Hand and mouth use during food acquisition under naturalistic conditions
Analyses beyond a controlled setting and across species in similar ecological condition allowed much broader and critical examination of the strength of urbanization and encounter with packaged food on hand/mouth use during FA. Though we could include only 3 primate species in our preliminary analyses, we obtained identical trends of hand/mouth use in FA across every cercopithecid species along the gradient of urbanization and encounter with packaged food. The trend in hand use remained conserved even when analyses were carried out at the level of food types. The results obtained on hand use in vervet monkeys offered a numerical estimate of the effect of urbanization and dependence on packaged food, which lends credence to the near-universal impact of urbanization on cercopithecid foraging and perhaps on other urban species with phylogenetic and/or anatomical similarities.
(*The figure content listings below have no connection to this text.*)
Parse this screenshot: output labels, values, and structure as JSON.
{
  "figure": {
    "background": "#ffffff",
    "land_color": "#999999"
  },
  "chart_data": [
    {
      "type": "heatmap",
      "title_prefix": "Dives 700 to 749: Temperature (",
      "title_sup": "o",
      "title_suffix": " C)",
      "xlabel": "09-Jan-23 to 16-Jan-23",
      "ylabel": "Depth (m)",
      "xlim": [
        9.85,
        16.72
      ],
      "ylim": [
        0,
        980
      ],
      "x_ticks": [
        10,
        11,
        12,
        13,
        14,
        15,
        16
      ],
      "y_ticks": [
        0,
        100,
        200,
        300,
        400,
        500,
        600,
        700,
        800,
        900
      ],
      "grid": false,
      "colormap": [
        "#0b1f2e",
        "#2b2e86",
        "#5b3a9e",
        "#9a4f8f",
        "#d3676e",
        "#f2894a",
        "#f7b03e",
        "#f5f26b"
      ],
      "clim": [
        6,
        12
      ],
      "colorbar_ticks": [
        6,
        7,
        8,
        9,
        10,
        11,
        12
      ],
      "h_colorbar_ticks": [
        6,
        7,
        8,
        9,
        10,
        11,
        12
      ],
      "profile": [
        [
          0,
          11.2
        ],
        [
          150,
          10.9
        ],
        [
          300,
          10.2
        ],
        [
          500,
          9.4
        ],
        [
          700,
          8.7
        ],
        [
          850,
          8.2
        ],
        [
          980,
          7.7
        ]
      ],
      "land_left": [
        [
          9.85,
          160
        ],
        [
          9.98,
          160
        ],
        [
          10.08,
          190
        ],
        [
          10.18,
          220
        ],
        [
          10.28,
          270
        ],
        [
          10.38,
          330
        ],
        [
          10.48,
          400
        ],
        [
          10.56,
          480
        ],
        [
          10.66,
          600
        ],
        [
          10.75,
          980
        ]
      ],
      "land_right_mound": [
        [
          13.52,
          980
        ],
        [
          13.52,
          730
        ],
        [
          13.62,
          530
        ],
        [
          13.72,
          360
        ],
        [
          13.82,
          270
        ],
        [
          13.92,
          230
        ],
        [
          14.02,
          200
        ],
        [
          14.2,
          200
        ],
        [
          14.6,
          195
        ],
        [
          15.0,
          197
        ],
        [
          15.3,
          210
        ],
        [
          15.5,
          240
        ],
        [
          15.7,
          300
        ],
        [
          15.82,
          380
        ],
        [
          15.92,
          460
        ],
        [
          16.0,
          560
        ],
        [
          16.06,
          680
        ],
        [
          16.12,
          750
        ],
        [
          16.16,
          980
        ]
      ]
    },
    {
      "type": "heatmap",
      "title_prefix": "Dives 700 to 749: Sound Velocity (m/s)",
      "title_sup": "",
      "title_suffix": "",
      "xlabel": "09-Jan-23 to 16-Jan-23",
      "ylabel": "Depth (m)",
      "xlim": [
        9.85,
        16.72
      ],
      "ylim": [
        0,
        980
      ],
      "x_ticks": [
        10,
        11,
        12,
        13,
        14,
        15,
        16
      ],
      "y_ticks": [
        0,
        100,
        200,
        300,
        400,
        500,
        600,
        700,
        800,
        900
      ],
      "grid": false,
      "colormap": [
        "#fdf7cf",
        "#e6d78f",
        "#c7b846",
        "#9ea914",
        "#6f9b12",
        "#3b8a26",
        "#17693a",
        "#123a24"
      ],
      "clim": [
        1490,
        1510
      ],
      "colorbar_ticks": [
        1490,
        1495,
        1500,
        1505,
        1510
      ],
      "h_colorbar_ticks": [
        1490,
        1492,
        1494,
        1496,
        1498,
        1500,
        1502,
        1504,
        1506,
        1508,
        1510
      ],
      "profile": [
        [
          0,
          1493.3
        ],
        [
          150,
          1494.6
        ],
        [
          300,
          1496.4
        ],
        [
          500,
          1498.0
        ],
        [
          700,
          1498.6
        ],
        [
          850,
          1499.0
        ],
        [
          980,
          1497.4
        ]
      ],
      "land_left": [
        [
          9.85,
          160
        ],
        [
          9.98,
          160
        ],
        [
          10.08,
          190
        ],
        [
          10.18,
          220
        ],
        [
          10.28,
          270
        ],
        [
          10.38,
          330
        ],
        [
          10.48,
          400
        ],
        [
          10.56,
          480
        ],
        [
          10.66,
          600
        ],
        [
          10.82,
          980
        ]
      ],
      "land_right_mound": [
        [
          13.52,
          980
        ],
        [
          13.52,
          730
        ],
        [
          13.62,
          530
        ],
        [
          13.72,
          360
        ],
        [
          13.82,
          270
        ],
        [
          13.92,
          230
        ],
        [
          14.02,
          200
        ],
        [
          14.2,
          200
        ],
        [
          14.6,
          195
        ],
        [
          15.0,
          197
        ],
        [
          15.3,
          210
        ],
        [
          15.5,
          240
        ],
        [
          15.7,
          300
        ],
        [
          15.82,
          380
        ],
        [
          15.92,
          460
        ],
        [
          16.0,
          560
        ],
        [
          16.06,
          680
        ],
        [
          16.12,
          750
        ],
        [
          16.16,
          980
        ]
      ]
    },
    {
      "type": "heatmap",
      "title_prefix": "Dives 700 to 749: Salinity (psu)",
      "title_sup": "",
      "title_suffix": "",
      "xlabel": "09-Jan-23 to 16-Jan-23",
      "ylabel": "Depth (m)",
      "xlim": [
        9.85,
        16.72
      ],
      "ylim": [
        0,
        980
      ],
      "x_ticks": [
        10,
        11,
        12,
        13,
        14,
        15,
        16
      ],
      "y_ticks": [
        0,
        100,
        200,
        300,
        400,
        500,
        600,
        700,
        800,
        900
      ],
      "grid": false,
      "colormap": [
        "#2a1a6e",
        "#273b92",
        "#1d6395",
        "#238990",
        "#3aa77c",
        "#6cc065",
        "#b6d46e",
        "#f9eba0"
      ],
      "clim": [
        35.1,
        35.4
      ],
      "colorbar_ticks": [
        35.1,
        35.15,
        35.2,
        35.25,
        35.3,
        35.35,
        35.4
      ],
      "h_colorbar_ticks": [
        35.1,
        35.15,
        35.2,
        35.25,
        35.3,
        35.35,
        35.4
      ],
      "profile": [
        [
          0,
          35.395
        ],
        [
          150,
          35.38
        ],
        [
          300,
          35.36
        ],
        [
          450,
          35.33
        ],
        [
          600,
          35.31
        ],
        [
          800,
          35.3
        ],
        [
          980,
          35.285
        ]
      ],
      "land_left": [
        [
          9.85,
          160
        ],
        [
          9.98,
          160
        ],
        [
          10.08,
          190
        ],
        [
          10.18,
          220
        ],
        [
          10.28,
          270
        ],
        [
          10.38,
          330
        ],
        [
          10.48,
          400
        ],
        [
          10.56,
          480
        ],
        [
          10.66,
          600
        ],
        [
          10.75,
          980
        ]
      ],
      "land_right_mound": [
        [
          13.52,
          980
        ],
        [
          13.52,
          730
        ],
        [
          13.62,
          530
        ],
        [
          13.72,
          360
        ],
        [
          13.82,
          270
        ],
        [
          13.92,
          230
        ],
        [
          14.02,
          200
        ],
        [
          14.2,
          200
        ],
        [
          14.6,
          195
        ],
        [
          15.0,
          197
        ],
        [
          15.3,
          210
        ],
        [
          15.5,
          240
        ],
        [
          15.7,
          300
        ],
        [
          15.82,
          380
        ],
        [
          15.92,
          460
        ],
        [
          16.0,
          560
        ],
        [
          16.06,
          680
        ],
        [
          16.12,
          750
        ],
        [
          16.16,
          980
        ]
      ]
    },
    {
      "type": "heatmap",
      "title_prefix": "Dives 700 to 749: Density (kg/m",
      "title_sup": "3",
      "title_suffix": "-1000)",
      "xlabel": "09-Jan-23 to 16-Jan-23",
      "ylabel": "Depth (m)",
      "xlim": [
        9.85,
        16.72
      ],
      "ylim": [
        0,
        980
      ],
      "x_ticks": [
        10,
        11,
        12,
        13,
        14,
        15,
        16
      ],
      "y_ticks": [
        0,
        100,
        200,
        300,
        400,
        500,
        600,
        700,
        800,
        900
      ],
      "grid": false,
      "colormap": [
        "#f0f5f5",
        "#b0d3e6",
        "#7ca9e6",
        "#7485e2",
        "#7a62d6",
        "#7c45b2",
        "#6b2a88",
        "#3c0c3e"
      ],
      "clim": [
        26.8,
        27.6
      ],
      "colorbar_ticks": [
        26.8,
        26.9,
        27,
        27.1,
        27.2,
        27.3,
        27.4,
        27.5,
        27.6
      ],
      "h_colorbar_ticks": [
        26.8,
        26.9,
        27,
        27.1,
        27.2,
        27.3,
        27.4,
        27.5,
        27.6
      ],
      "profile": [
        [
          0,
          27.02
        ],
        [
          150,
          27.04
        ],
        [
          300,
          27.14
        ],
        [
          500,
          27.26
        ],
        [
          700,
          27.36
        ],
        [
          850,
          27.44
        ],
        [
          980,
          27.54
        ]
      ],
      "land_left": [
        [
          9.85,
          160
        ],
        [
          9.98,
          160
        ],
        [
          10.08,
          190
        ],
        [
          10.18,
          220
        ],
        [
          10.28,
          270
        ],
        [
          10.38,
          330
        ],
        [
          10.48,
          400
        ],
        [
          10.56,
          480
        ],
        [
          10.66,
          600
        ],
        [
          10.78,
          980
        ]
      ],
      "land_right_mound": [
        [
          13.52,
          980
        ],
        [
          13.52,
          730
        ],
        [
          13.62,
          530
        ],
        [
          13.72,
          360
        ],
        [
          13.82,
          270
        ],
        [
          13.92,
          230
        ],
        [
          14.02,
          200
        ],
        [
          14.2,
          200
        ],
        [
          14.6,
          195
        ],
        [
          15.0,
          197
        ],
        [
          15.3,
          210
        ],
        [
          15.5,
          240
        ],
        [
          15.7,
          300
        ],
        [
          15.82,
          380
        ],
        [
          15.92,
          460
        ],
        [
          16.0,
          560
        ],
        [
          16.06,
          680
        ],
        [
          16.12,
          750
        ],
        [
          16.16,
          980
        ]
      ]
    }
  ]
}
Analogous to our previous proposition on the role of artificial object exploration on hand use biases in FA and FP, recent neurobiological studies (e.g. Fleming et al., 2015; Goda et al., 2014, 2016; Hiramatsu et al., 2011; Pasupathy et al., 2019) on perception of material properties of objects have found the role of long-term visual and haptic (crossmodal) experience with objects ‘for neural representation of non-visual object properties’, which is essential for object categorization (Hiramatsu & Fujita, 2015). Object categorization is believed to be an essential adaptive behavioral feature of urban animals since it allows animals to ‘adjust their response to novel items in their environment” (Barrett et al., 2019). We reasoned that since urban primates are perpetually exposed to novel objects/foods and haptic experience is critical for developing object familiarity and consolidating object categorization, they are biased towards hand use during food acquisition as a result of frequent manual exploration/manipulation. However, our study is limited by a number of factors, like inadequate statistical representation of food types across an urban gradient, unavailability of data from all habitat types and foraging evaluation of just 3 cercopithecid species. We intend the article to prompt research efforts towards verifying and validating trends observed in the study along with bridging the gaps mentioned above. Of great interests are also determinations of additional proximate factors within urbanization that seem to be driving concerted adaptive pressures on urban foraging behaviors.